Nexus between wages, labour markets, household spending and housing being watched by RBA

Nexus between wages, labour markets, household spending and housing being watched by RBA
Nexus between wages, labour markets, household spending and housing being watched by RBA

The RBA has noted despite the relatively weak picture for household income growth, the tax revenue collected from households has grown solidly in recent years.

In the past year, taxes paid by households increased by around eight per cent, more than double the rate of growth in gross household income of 3½ per cent, according to the RBA assistant governor Luci Ellis, in a speech to the Housing Industry Association.

"It's normal for growth in tax revenue to outpace income growth a bit: that is how a progressive tax system works," Ellis said in the speech titled What's Up (and Down) with Households?

"A useful rule of thumb is that, in the absence of adjustments to tax brackets to allow for bracket creep, for every one percentage point of growth in household income, taxes paid by households will on average increase by about 1.4 percentage points. 

"So the ratio is more like a bit over two-to-one at the moment, rather than 1.4 to one.

"That is at the high end of the range this ratio reaches, but as this graph shows, it is not unprecedented (Graph 12).

"But this effect has cumulated over time, so that the share of income that is paid in tax has been rising (Graph 12, bottom panel).

Ellis noted that household income growth has remained slow even as labour market conditions have been improving.

"Unlike slow wages growth, though, it is less clear how much weak non-labour income growth will weigh on consumer spending."

"There might be reasons to think that weak non-labour income growth is less worrisome than weak wages growth.

"But you would not want to rely on that possibility to underpin your views on the outlook for consumption.

"So this is an area we need to watch closely.

"Household consumption spending is a large part of economic activity.

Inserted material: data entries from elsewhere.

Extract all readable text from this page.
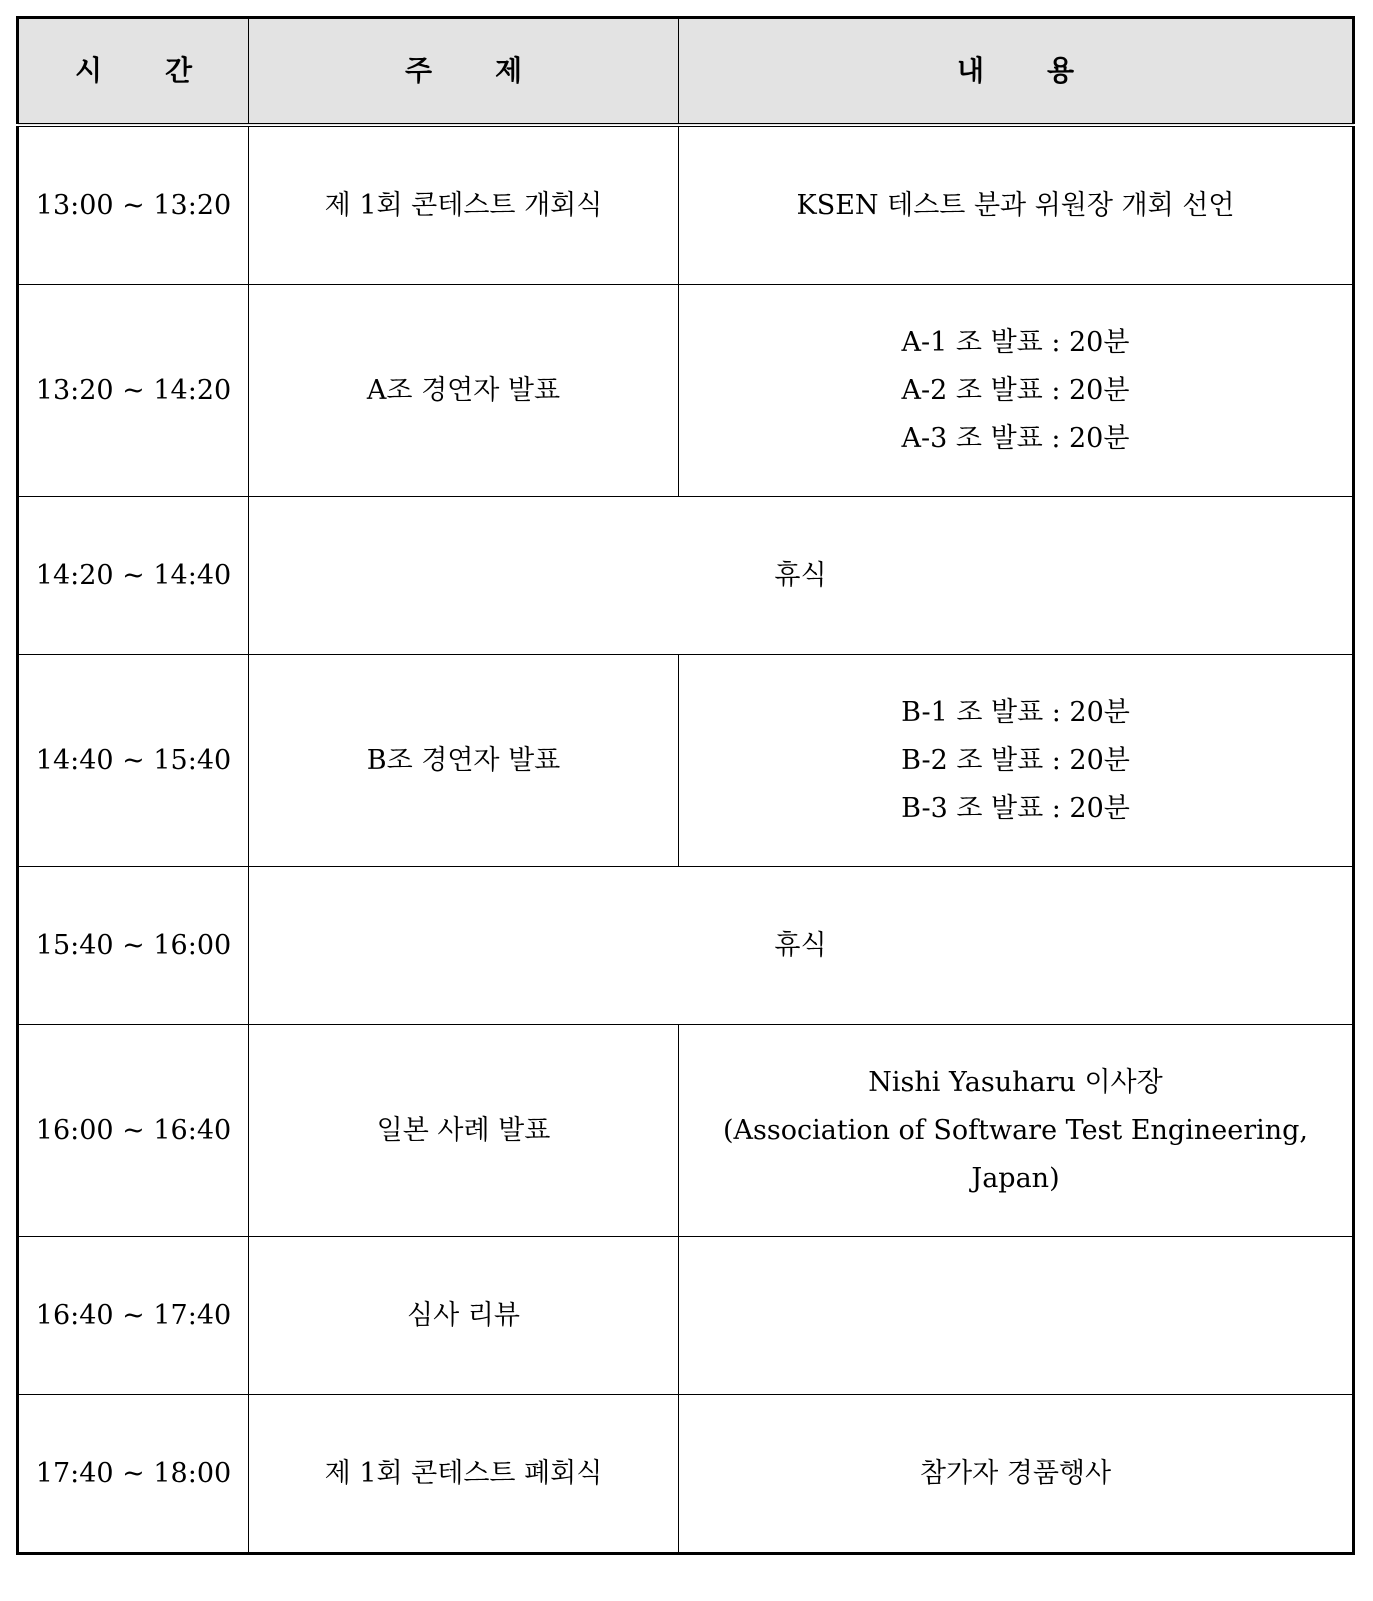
시 간	주 제	내 용
13:00 ~ 13:20	제 1회 콘테스트 개회식	KSEN 테스트 분과 위원장 개회 선언

13:20 ~ 14:20	A조 경연자 발표	A-1 조 발표 : 20분
A-2 조 발표 : 20분
A-3 조 발표 : 20분

14:20 ~ 14:40	휴식	
14:40 ~ 15:40	B조 경연자 발표	B-1 조 발표 : 20분
B-2 조 발표 : 20분
B-3 조 발표 : 20분

15:40 ~ 16:00	휴식	
16:00 ~ 16:40	일본 사례 발표	Nishi Yasuharu 이사장
(Association of Software Test Engineering, Japan)

16:40 ~ 17:40	심사 리뷰	
17:40 ~ 18:00	제 1회 콘테스트 폐회식	참가자 경품행사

"A significant retrenchment there would lower growth and feed back into a weaker labour market, as well as into decisions to purchase housing," she said.

Graph 12: Household Income and Tax

Ellis noted what is noteworthy is that for all of the past six years, growth in tax paid has exceeded income growth by an above-average margin, at a time when income growth itself has been slow (Graph 13).

Graph 13: Household Income and Tax scatter

"Aside from the usual bracket creep, some deductions and offsets have declined, boosting the overall tax take.

"Interest rates on investment property loans are now higher than for owner-occupiers, but overall the interest rate structure on mortgages is lower than it was a few years ago.

"So landlords will have lower tax deductions for interest payments on loans on investment properties.

"At the same time, the significant run-up in housing prices in some cities over the past decade will have increased the capital gains tax liability paid by investors selling a property.

"Turnover in the housing market has declined.

"But as best we can tell, the price effect has dominated the effect of declining volumes, and total capital gains tax paid has increased."

She noted compliance efforts and technological progress in tax collection have boosted revenue collected from a given income. 

Eliis further noted some of these drivers boosting tax paid could persist for a while, but they aren't permanent.

"For example, the earlier period of strong housing price growth will only increase capital gains tax revenue if the asset was owned during that period.

"It can be expected to become less important, the further into history it passes.

"Similarly, increased compliance increases the level of tax paid on a given level of income.

"It is not a change in the trend growth rate in tax paid. That said, the effect could last for a while as efforts shift to different aspects of compliance."

Ellis's speech concluded that without enough income, and so without a strong labour market, confidence and capacity would be in doubt.

"This is not the only reason we are watching labour market developments closely.

"But the nexus between labour markets, households and housing are crucial to our assessment of the broader outlook," Ellis said.